A relation between $(2,2m-1)$ minimal strings and the Virasoro minimal string

TL;DR

This paper establishes a connection between Virasoro minimal strings and $(2,2m-1)$ minimal strings, using matrix models to derive string equations and analyze correlators and quantum volumes in the JT gravity limit.

Contribution

It introduces a new formulation of Virasoro minimal strings via matrix models, enabling computation of correlators and analysis of their scaling behavior.

Findings

Derived the string equation for Virasoro minimal strings from density of states expansion.

Connected Virasoro minimal strings to multicritical matrix models dual to $(2,2m-1)$ minimal strings.

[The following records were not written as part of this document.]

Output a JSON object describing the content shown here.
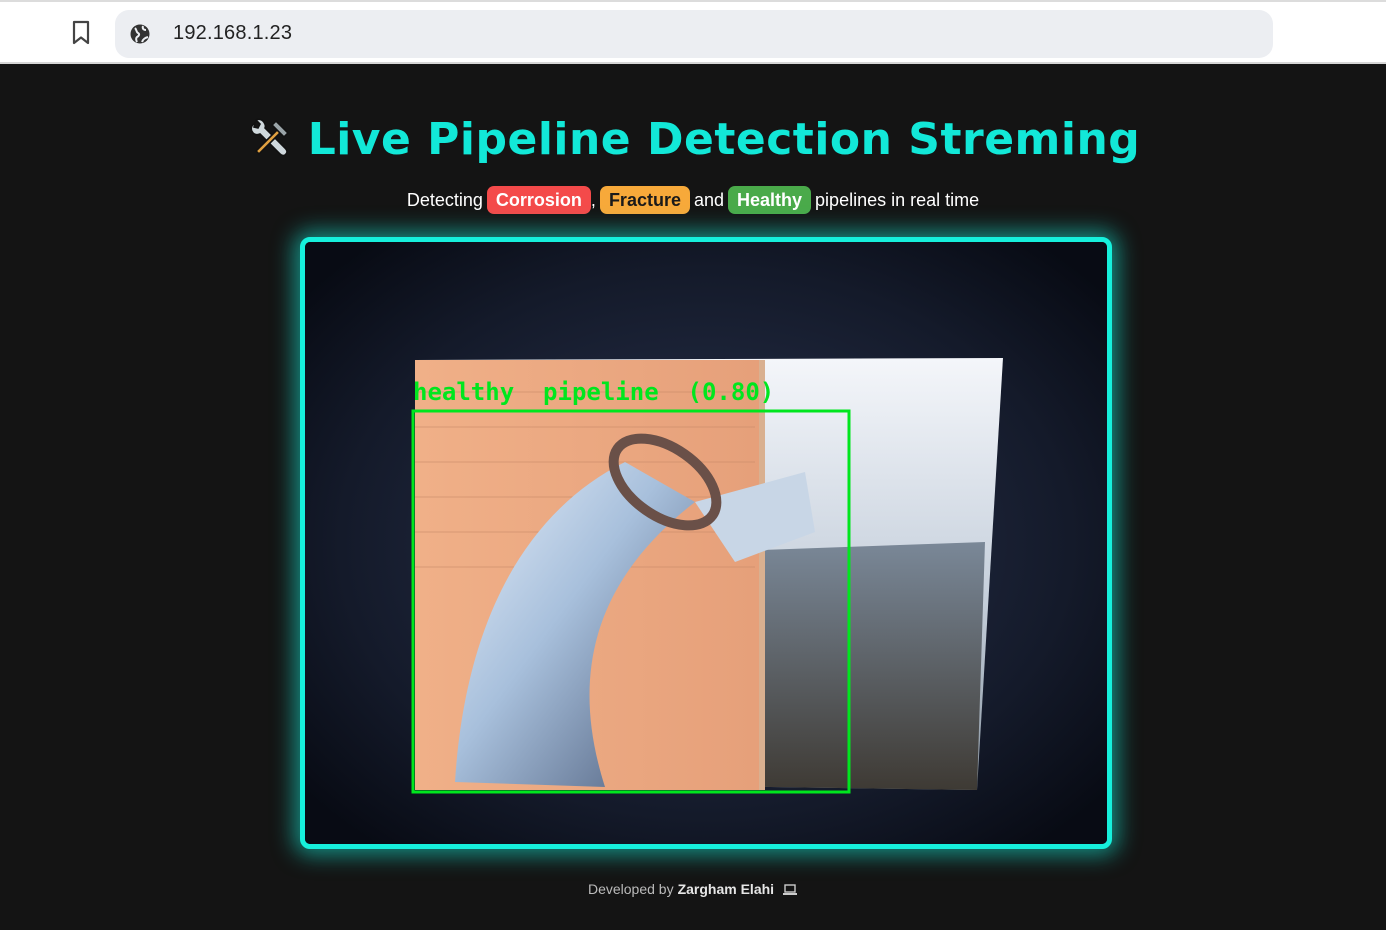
{
  "browser": {
    "url": "192.168.1.23",
    "bookmark_icon": "bookmark-icon",
    "site_icon": "globe-icon"
  },
  "header": {
    "icon": "hammer-wrench-icon",
    "title": "Live Pipeline Detection Streming"
  },
  "subtitle": {
    "prefix": "Detecting",
    "badge_corrosion": "Corrosion",
    "comma": ",",
    "badge_fracture": "Fracture",
    "and": "and",
    "badge_healthy": "Healthy",
    "suffix": "pipelines in real time",
    "colors": {
      "corrosion": "#f44a4a",
      "fracture": "#f7a93a",
      "healthy": "#4aaa4a"
    }
  },
  "stream": {
    "detection_label": "healthy  pipeline  (0.80)",
    "box_color": "#00e61e",
    "frame_color": "#16f0dc"
  },
  "footer": {
    "prefix": "Developed by",
    "author": "Zargham Elahi",
    "icon": "laptop-icon"
  }
}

Analyzed the scaling behavior of correlators and quantum volumes in the JT gravity limit.

Abstract

We propose a connection between the newly formulated Virasoro minimal string and the well-established $(2,2m-1)$ minimal string by deriving the string equation of the Virasoro minimal string using the expansion of its density of states in powers of $E^{m+1/2}$. This string equation is expressed as a power series involving double-scaled multicritical matrix models, which are dual to $(2,2m-1)$ minimal strings. This reformulation of Virasoro minimal strings enables us to employ matrix theory tools to compute its $n$-boundary correlators. We analyze the scaling behavior of $n$-boundary correlators and quantum volumes $V^{(b)}_{0,n}(\ell_1,\dots,\ell_n)$ in the JT gravity limit.